Clinical presentation of Mycoplasma spp. is variable and diagnosis confirmation is a challenge to even the most experienced clinicians [13]. Bacterial culture was generally considered as the gold standard detection method of mycoplasmosis. Culture requires specialized media and is time consuming (up to 21 days). Due to the vast reduction in time in comparison with culture, PCR has been used increasingly for M. pneumoniae detection. Molecular methods have lessened the reliance on the problematic serological detection systems. Several gene targets have been used for amplification including the 16S ribosomal RNA gene, the elongation factor tuf, the P1 cytadhesin gene, and repetitive elements [35, 36].
In this study PCR was used for detection of Mycoplasma spp. using primers targeting a highly conserved region of 16S ribosomal RNA gene. The positive samples showed amplification products of 280 bp bands. In addition, PCR was used also for specific detection of M. pneumoniae P1 cytadhesin gene, where the positive samples showed amplification products of 375 bp bands on electrogram. This result was supported by other works in which PCR was investigated as a means of diagnosing M. pneumoniae infections [37]. The target DNA sequence was a 375 bp segment of the P1 virulence protein.
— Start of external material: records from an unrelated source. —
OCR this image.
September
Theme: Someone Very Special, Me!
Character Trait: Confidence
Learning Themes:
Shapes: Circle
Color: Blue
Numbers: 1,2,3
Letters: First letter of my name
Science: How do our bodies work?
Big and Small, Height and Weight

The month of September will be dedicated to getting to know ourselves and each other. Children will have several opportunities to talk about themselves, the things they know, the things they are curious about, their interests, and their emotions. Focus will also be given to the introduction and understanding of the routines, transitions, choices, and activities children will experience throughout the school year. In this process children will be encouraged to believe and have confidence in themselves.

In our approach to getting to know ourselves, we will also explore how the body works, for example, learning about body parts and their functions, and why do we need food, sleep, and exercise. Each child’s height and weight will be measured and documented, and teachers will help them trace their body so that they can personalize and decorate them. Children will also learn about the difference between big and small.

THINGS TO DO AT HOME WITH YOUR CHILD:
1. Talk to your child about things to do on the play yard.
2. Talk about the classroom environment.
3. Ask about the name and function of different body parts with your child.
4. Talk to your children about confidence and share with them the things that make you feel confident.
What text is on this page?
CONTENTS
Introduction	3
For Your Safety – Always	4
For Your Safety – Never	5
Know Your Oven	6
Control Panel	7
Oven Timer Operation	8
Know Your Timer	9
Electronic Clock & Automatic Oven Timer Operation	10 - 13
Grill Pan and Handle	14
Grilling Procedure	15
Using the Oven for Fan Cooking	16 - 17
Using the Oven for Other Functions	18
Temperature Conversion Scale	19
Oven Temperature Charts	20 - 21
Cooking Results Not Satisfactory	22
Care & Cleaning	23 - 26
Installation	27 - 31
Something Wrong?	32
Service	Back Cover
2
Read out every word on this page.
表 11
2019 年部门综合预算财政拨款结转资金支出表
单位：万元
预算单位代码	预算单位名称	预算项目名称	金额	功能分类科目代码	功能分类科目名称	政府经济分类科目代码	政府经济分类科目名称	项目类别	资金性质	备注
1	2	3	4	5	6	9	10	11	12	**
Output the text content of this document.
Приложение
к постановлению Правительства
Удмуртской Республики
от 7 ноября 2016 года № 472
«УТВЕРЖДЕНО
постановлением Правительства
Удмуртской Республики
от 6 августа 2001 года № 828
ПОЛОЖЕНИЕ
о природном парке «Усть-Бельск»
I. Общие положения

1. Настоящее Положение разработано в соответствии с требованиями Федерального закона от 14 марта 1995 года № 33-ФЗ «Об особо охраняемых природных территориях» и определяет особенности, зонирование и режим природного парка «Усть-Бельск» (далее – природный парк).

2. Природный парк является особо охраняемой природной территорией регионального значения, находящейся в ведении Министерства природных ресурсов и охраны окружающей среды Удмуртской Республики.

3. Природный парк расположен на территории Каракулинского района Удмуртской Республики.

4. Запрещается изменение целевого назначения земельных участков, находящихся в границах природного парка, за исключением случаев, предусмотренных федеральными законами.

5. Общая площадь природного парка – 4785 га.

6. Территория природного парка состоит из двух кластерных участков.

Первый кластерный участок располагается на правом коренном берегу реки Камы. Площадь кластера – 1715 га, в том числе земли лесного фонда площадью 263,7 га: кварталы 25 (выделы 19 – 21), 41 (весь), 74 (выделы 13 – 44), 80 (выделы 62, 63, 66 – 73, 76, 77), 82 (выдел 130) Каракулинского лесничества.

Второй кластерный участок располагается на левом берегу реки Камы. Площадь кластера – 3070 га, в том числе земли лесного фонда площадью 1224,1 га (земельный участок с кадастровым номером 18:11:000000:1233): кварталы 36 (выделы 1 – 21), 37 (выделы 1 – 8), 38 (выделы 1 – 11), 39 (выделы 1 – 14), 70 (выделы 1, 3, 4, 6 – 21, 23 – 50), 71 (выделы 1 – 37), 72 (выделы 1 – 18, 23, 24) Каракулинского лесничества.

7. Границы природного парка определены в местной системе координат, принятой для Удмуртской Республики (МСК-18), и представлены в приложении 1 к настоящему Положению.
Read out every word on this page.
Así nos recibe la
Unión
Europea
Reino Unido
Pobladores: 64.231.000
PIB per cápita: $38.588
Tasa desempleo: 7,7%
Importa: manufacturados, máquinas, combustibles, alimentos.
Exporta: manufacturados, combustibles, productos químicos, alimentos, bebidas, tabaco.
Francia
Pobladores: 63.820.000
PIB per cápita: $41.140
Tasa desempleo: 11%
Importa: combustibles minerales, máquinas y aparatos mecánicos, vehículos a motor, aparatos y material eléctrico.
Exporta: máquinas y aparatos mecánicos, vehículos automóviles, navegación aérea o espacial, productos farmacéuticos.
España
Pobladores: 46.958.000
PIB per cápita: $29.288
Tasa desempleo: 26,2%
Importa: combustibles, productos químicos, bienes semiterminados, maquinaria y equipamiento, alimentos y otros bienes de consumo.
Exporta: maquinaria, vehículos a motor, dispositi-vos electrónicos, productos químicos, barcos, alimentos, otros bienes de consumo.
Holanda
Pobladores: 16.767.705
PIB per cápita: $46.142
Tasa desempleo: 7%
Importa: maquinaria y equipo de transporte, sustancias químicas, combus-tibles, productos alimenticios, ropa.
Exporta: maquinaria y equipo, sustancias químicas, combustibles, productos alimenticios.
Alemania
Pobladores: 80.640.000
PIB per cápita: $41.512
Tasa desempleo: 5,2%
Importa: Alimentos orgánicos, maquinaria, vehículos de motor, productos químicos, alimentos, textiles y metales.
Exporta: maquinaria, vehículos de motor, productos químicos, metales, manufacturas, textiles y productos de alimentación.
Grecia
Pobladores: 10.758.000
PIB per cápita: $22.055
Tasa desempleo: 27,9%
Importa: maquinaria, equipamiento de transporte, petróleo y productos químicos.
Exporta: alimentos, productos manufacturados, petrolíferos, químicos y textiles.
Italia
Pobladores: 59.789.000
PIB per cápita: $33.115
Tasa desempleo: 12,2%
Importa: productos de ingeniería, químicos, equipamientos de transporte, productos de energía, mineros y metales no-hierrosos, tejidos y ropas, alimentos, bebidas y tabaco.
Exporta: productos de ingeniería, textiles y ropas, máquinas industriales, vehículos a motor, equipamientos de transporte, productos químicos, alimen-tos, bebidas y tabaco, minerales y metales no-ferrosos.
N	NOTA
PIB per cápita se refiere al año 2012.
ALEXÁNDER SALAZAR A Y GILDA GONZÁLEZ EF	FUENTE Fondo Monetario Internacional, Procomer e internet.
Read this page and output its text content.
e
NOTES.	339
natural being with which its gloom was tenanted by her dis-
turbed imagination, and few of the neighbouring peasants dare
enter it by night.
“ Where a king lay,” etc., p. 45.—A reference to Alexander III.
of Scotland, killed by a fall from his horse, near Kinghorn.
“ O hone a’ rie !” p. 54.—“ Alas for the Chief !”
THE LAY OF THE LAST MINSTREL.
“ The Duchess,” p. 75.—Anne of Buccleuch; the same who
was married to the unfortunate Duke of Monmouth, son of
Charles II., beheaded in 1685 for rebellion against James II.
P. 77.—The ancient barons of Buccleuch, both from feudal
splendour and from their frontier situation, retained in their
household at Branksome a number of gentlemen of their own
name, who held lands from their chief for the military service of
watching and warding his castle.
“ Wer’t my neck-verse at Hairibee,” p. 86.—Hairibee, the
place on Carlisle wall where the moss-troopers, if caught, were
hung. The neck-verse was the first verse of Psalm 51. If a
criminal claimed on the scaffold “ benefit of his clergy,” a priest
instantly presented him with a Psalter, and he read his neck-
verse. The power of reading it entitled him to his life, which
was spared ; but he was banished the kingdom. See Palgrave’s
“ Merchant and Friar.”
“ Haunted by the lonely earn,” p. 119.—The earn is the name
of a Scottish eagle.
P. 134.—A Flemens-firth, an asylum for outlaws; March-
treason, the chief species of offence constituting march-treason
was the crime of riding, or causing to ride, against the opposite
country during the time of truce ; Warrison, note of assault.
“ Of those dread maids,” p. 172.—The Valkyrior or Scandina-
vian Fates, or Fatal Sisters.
This DNA segment was amplified from pure cultures of M. pneumoniae but not in other species of Mycoplasma, Acholeplasma, or Ureaplasma.
Development and application of molecular-based methods during the past two decades has significantly improved the ability to detect and identify mycoplasmas and ureaplasmas in clinical specimens, enabled expansion of knowledge about the diseases they may cause, and provided more rapid and accurate diagnosis. This study and other numerous studies indicated that an amplified DNA detection system was simple, rapid and combines maximum sensitivity with high specificity [38]. The future of diagnostic Mycoplasmology and epidemiological research rests with molecular-based technology.